2) Write. Thank you notes, fan letters, anonymous suggestions. For the box.
All I ever wanted was to be invited, included. To be a name on the List. And then, thinking so hard, for so long, so singularly about something, and then you get it. Sometimes you get the thing you want. And it's absolutely as great as you thought it would be. I wish I could get into what makes me feel so special, but I can't for a bunch of exciting reasons. Actually, it's not exciting to anyone but me, so I will keep it to myself. I'm just saying, when you measure what it would take to make you happy, and then you meet that benchmark, it does (yes really) mean that you have to find some new way of looking to get your kicks. I'm getting ahead of myself.
I'm glad I'm me today:
That song always strikes me as a bit more than slightly ironic. Gina Birch refers to her humor as "tragicomic", that seems right. A couple of people asked me if ENCOURAGER is a joke or not. Or people said, with a sly wink, that they could tell which parts I meant and which parts were jokes. That the sincerity was a secret code. I'm actually being totally 100% serious in ENCOURAGER but I do think that you can be serious and joking at the same time. L'air du cochon, natch.
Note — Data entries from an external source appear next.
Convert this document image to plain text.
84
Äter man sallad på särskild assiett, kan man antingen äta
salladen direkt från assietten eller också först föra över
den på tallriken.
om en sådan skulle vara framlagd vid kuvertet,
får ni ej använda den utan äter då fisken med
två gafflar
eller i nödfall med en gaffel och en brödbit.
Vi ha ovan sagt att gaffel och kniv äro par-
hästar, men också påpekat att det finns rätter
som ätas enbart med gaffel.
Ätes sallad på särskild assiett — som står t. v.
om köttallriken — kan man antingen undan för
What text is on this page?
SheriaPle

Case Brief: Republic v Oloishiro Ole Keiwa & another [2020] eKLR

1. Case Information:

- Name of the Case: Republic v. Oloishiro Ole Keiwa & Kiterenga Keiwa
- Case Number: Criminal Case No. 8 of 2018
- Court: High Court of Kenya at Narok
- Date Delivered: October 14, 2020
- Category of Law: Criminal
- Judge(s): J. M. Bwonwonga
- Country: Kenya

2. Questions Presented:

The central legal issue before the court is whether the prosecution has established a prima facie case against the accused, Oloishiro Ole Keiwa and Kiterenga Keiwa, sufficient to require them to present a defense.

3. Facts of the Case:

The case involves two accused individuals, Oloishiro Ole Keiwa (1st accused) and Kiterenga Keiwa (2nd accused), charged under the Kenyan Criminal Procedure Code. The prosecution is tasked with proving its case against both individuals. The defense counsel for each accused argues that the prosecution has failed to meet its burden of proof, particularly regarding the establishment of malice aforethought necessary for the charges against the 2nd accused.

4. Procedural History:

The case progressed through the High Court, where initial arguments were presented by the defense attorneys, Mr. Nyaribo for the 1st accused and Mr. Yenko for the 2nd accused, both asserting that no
So last night Steven took me to go see Here Lies Love, the musical about Imelda Marcos written by David Byrne and Fatboy Slim. It was amazing. Anna Wintour was in the crowd, along with noted B0DYH1GH fan Hamish smoke a Bowles. I also ran into my dear former office buddies, and saw Daddy Byrne bopping around the audience himself. It was a totally fantastic show. I was so obsessed with the chorus girls. These girls, I assumed they must be younger than I am. I guessed 22. These girls who can sing wonderfully, and dance and act, and they're in this brand new funky downtown musical rock opera immersive theater experience. Handily borrowing the cultural cache of Occupy Wall Street, the bad drag of The Iron Lady, long-simmering and much beloved American homegrown xenophobia, and duh, the superstar songwriters. I thought how great life must seem, as a chorus girl in a fantastic show downtown. Getting to sing these cute songs, in this great show, getting watched by the Vogue editors. They must seem on top of the world. It made me happy.
Yesterday was an exceedingly difficult day but it ended well. Much better than I thought it could.